Lulli (Jean-Baptiste), né à Florence en 1633, amené en France à l’âge de quatorze ans, et ne sachant encore que jouer du violon, fut le père de la vraie musique en France. Il sut accommoder son art au génie de la langue ; c’est l’unique moyen de réussir. Il est à remarquer qu’alors la musique italienne ne s’éloignait pas de la gravité et de la noble simplicité que nous admirons encore dans les récitatifs de Lulli.

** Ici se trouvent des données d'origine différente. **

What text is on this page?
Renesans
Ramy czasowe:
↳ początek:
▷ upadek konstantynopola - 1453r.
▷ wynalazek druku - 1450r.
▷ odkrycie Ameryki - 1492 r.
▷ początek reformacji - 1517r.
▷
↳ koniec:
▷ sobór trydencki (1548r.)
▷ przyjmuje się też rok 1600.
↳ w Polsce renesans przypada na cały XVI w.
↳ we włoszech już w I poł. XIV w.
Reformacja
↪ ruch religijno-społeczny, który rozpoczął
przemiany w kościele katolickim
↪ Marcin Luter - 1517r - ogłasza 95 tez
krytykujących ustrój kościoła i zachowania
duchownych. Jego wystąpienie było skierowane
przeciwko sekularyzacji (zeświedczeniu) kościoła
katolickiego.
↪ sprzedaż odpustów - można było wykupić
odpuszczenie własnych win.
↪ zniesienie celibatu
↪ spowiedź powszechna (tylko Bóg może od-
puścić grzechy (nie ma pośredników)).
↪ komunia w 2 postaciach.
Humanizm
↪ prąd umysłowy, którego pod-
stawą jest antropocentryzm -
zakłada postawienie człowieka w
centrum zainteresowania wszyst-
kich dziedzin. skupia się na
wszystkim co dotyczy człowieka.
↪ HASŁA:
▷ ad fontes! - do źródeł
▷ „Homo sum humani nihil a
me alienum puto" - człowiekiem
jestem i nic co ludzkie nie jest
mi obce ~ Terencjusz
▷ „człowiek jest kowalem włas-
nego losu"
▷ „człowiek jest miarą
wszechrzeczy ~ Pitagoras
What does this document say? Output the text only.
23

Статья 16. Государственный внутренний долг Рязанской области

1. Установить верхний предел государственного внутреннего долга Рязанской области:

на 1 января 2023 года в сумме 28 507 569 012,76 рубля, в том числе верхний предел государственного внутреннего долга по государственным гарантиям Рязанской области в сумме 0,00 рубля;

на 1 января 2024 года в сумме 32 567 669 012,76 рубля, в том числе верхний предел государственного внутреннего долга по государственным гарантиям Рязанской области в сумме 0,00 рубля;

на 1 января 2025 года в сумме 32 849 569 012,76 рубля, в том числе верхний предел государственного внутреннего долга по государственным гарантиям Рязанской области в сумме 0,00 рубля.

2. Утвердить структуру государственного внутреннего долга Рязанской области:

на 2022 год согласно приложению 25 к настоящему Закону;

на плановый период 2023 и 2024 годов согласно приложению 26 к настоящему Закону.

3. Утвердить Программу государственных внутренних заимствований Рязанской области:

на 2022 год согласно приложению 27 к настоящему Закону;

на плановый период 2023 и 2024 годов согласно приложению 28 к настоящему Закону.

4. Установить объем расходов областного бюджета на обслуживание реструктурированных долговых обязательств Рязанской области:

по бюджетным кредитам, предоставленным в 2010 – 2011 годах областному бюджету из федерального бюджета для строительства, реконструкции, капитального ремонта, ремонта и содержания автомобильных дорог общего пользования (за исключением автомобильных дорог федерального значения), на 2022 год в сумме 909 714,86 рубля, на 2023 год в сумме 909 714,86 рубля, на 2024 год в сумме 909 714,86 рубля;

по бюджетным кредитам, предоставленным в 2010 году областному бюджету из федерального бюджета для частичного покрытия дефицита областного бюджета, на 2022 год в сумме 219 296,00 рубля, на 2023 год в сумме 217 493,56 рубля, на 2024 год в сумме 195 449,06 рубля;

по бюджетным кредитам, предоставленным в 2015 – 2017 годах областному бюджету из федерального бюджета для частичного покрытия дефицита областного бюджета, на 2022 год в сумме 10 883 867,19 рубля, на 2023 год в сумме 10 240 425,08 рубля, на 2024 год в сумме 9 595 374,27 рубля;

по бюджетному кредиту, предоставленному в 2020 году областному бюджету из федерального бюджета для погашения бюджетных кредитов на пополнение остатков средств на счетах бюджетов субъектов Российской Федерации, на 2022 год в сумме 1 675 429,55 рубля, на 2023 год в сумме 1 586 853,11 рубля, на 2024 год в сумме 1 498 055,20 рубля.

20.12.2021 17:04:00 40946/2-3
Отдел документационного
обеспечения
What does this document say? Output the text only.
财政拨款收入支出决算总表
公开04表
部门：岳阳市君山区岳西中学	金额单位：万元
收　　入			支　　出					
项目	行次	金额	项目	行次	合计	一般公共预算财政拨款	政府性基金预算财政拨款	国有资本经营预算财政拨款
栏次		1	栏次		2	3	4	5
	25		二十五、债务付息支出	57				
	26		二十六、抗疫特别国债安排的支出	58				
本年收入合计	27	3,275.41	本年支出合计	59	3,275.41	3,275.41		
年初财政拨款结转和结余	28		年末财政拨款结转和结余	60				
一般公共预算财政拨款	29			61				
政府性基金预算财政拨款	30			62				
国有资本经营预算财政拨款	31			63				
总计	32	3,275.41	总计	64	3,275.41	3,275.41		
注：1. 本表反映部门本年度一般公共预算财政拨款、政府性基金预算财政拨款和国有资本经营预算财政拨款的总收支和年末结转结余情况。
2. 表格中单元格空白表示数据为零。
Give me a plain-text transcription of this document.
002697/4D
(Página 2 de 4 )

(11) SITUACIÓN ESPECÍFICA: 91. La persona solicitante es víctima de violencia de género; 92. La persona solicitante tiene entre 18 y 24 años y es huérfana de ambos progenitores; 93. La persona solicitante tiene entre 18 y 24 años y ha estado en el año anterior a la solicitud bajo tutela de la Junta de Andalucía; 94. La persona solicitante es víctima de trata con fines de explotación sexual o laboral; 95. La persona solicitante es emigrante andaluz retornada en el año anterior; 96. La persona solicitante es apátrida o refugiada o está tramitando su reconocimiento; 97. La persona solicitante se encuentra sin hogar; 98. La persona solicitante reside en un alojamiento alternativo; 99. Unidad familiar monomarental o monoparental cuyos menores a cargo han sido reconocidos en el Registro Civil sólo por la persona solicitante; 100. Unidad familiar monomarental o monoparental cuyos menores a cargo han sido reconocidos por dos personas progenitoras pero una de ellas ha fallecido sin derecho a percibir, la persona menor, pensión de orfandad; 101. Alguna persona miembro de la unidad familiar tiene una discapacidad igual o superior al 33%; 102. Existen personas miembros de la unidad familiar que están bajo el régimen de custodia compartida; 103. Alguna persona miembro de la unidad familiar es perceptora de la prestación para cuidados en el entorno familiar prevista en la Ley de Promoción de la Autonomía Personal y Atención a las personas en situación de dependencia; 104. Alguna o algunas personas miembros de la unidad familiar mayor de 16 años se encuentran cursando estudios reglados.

Rien ne ressemble plus à ces récitatifs que le fameux motet de Luigi, chanté en Italie avec tant de succès dans le xviie siècle, et qui commence ainsi :

Sunt breves mundi rosæ,
Sunt fugitivi flores ;
Frondes veluti annosæ
Sunt labiles honores[2].

Il faut bien observer que dans cette musique de pure déclamation, qui est la mélopée des anciens, c’est principalement la beauté naturelle des paroles qui produit la beauté du chant ; on ne peut bien déclamer que ce qui mérite de l’être. C’est à quoi on se méprit beaucoup du temps de Quinault et de Lulli. Les poëtes étaient jaloux du poëte, et ne l’étaient pas du musicien. Boileau reproche à Quinault

. . . . . . . . ces lieux communs de morale lubrique,
Que Lulli réchauffa des sons de sa musique.

Les passions tendres, que Quinault exprimait si bien, étaient, sous sa plume, la peinture vraie du cœur humain bien plus qu’une morale lubrique. Quinault, par sa diction, échauffait encore plus la musique que l’art de Lulli n’échauffait ses paroles. Il fallait ces deux hommes et des acteurs pour faire de quelques scènes d’Atys, d’Armide, et de Roland, un spectacle tel que ni l’antiquité ni aucun peuple contemporain n’en connut. Les airs détachés, les ariettes, ne répondirent pas à la perfection de ces grandes scènes. Ces airs, ces petites chansons, étaient dans le goût de nos

  1. Frédéric le Grand, roi de Prusse.
  2. Voyez, dans le Dictionnaire philosophique, l’article Art dramatique, du Récitatif de Lulli.